UnrealROX: An eXtremely Photorealistic Virtual Reality Environment for Robotics Simulations and Synthetic Data Generation
This addresses the time-consuming and error-prone data collection issue for robotic vision researchers, though it is incremental as it builds on existing synthetic data generation methods.
The authors tackled the problem of generating realistic synthetic data for robotic vision by developing UnrealROX, a photorealistic virtual reality environment built on Unreal Engine 4, which enables the generation of high-quality, automatically annotated data for tasks like semantic segmentation and object detection.

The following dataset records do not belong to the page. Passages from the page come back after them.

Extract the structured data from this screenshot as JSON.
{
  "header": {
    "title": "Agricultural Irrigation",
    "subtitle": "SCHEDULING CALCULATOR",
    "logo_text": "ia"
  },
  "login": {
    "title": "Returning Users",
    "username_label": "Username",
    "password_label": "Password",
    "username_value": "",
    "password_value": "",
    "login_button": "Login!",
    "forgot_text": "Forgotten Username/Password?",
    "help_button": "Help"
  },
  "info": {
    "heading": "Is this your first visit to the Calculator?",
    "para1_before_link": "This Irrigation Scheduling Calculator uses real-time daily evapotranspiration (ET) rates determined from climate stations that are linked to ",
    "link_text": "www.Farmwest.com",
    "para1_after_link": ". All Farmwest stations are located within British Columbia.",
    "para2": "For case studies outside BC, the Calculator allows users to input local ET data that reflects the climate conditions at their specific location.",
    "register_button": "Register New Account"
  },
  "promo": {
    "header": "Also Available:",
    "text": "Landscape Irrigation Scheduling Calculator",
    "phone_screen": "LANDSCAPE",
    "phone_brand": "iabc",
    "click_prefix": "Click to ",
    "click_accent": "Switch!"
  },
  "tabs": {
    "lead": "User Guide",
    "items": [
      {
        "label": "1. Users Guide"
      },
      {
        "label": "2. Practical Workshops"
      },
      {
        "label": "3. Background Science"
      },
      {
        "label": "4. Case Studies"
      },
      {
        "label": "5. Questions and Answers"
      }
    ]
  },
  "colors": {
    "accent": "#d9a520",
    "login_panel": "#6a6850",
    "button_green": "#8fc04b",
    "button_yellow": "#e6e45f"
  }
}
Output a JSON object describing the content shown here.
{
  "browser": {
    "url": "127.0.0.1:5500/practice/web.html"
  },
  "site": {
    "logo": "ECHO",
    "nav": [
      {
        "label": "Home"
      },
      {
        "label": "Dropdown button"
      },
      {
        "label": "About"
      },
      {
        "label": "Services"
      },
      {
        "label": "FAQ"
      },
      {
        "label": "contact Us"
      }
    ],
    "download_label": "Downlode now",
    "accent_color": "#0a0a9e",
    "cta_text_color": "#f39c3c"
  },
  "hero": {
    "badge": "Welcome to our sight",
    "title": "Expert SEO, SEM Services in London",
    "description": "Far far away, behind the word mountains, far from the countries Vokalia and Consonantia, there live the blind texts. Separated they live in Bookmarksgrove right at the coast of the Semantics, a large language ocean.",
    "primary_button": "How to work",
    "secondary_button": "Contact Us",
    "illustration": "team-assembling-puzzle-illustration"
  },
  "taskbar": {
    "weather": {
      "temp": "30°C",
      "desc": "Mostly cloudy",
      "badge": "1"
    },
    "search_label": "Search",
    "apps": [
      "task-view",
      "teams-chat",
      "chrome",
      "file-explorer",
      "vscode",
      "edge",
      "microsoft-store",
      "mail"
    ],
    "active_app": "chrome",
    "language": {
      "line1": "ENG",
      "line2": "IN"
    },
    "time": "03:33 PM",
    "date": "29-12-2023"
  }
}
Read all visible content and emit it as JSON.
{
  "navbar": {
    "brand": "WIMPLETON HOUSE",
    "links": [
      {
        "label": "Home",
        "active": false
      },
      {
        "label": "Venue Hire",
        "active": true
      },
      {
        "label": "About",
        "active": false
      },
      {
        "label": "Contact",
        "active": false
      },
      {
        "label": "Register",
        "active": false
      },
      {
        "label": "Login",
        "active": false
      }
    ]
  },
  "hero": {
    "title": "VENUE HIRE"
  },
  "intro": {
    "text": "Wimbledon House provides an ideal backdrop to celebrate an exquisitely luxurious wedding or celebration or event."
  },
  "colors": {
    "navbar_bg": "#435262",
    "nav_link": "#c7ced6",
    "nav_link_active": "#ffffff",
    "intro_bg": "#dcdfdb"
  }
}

Data-driven algorithms have surpassed traditional techniques in almost every aspect in robotic vision problems. Such algorithms need vast amounts of quality data to be able to work properly after their training process. Gathering and annotating that sheer amount of data in the real world is a time-consuming and error-prone task. Those problems limit scale and quality. Synthetic data generation has become increasingly popular since it is faster to generate and automatic to annotate. However, most of the current datasets and environments lack realism, interactions, and details from the real world. UnrealROX is an environment built over Unreal Engine 4 which aims to reduce that reality gap by leveraging hyperrealistic indoor scenes that are explored by robot agents which also interact with objects in a visually realistic manner in that simulated world. Photorealistic scenes and robots are rendered by Unreal Engine into a virtual reality headset which captures gaze so that a human operator can move the robot and use controllers for the robotic hands; scene information is dumped on a per-frame basis so that it can be reproduced offline to generate raw data and ground truth annotations. This virtual reality environment enables robotic vision researchers to generate realistic and visually plausible data with full ground truth for a wide variety of problems such as class and instance semantic segmentation, object detection, depth estimation, visual grasping, and navigation.